WHEREFORE, the Decision dated July 21, 2010 of the Court of Appeals in CA-G.R. CR-H.C. No. 00652-MIN is AFFIRMED with MODIFICATIONS. Appellant Floro Manigo y Macalua is found GUILTY beyond reasonable doubt of RAPE and is sentenced to suffer the penalty of reclusion perpetua without eligibility for parole and ordered to pay the victim “AAA” P50,000.00 as civil indemnity, P50,000.00 as moral damages and P30,000.00 as exemplary damages. The award of damages shall earn legal interest at the rate of 6% per annum from date of finality of this judgment until fully paid.


Carpio, (Chairperson), Brion, Perez, and Perlas-Bernabe, JJ., concur.

[1] People v. Arcosiba, G.R. No. 181081, September 4, 2009, 598 SCRA 517, 526, citing People v. Baligod, 583 Phil. 299, 305 (2008).

[2] CA rollo, pp. 63-72; penned by Associate Justice Leoncia R. Dimagiba and concurred in by Associate Justices Edgardo A. Camello and Nina G. Antonio-Valenzuela

[3] Records, pp. 100-104; penned by Judge Justino G. Aventurado.

[4] Id. at 1.

[5] “The real names of the victim and of the members of her immediate family are withheld pursuant to Republic Act No. 7610 (Special Protection of Children Against Child Abuse, Exploitation and Discrimination Act) and Republic Act No. 9262 (Anti-Violence Against Women and Their Children Act of 2004)”; People v. Teodoro, G.R. No. 175876, February 20, 2013, 691 SCRA 324, 326.

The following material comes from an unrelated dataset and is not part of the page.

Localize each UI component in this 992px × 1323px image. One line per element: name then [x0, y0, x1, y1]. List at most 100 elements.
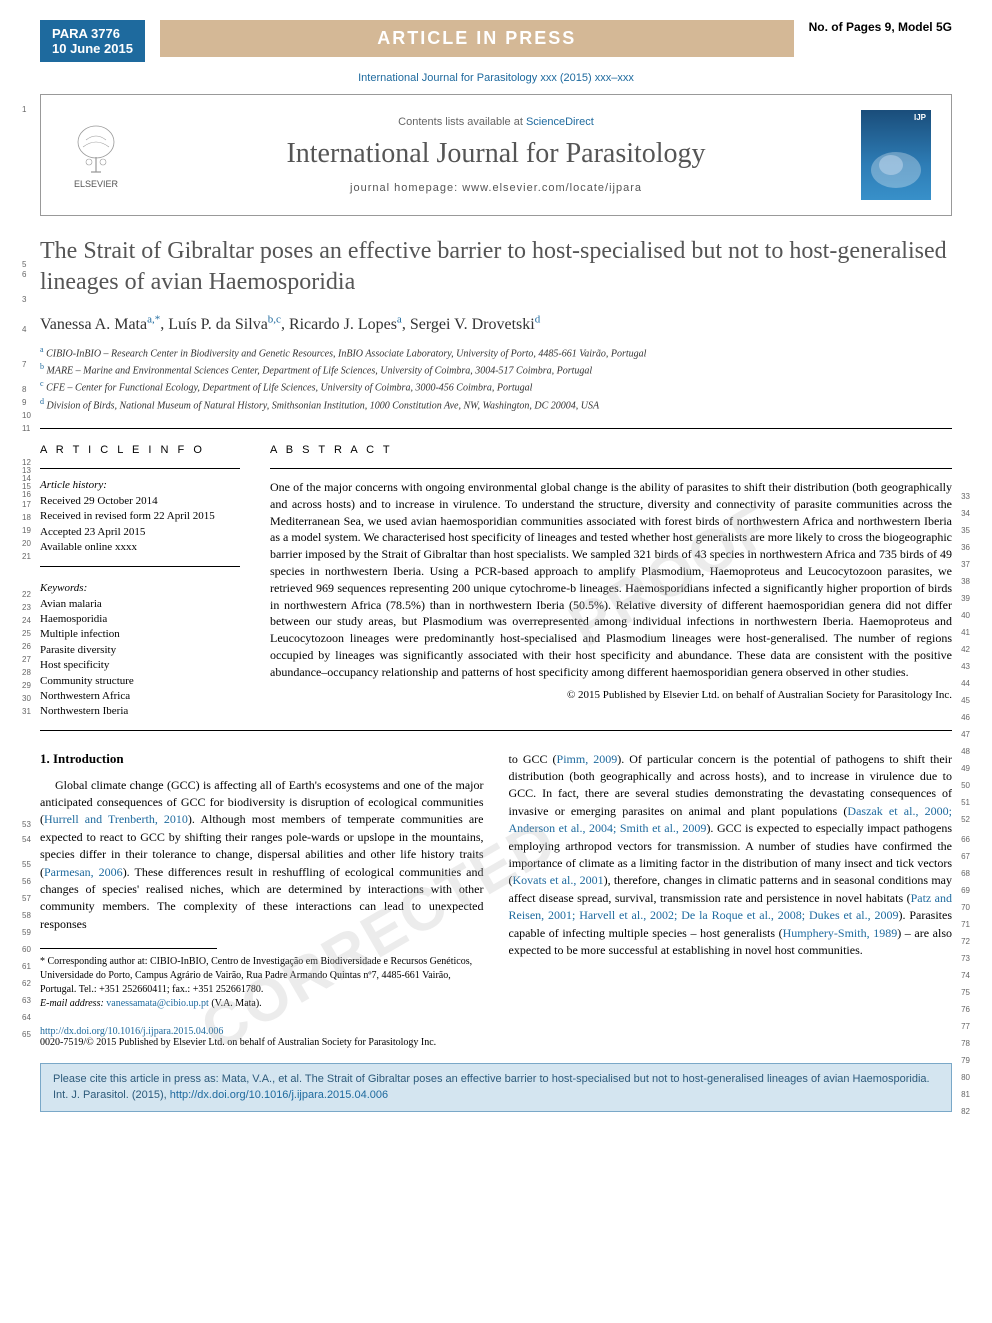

[6] Exhibit “C,” Certificate of Live Birth, Records, p. 11.

[7] Exhibit “A,” Medical Certificate, id. at 9.

[8] Id. at 104.

[9] CA rollo, pp. 71-72.

[10] Rollo, pp. 18-19.

[11] See the Office of the Solicitor General’s Manifestation and Motion (Re: Supplemental Brief), id. at 20-22 and the Public Attorney’s Office’s Notice of Appearance with Manifestation, id. at 29-32.

[12] People v. Oliva, G.R. No. 187043, September 18, 2009, 600 SCRA 834, 839.

[13] People v. Corpuz, 517 Phil. 622, 637 (2006).

[14] People v. Castro, 594 Phil. 665, 674 (2008).

[15] People v. Villanueva, Jr., G.R. No. 187152, July 22, 2009, 593 SCRA 523, 542.

[16] G.R. No. 177361, February 1, 2010, 611 SCRA 216.

[17] Id. at 227.

[18] CA rollo, pp. 55-56.

[19] 458 Phil. 856, 877 (2003).

[20] People v. Torres, 559 Phil. 408, 418 (2007).

[21] People v. Corpuz, 517 Phil. 622, 638 (2006).

[22] Rules for the Application of Indivisible Penalties.

[23] People v. Bacatan, G.R. No. 203315, September 18, 2013.

[24] Sison v. People, G.R. No. 187229, February 22, 2012, 666 SCRA 645, 667.

[25] People v. Delabajan, G.R. No. 192180, March 21, 2012, 668 SCRA 859, 868.

[26] People v. Estoya, G.R. No. 200531, December 5, 2012, 687 SCRA 376, 388-389.

[27] People v. Diocado, 591 Phil. 736, 752 (2008).

[28] People v. Estoya, supra at 389.

[29] People v. Toriaga, G.R. No. 177145, February 9, 2011, 642 SCRA 515, 522.

[30] People v. Dumadag, G.R. No. 176740, June 22, 2011, 652 SCRA 535, 550.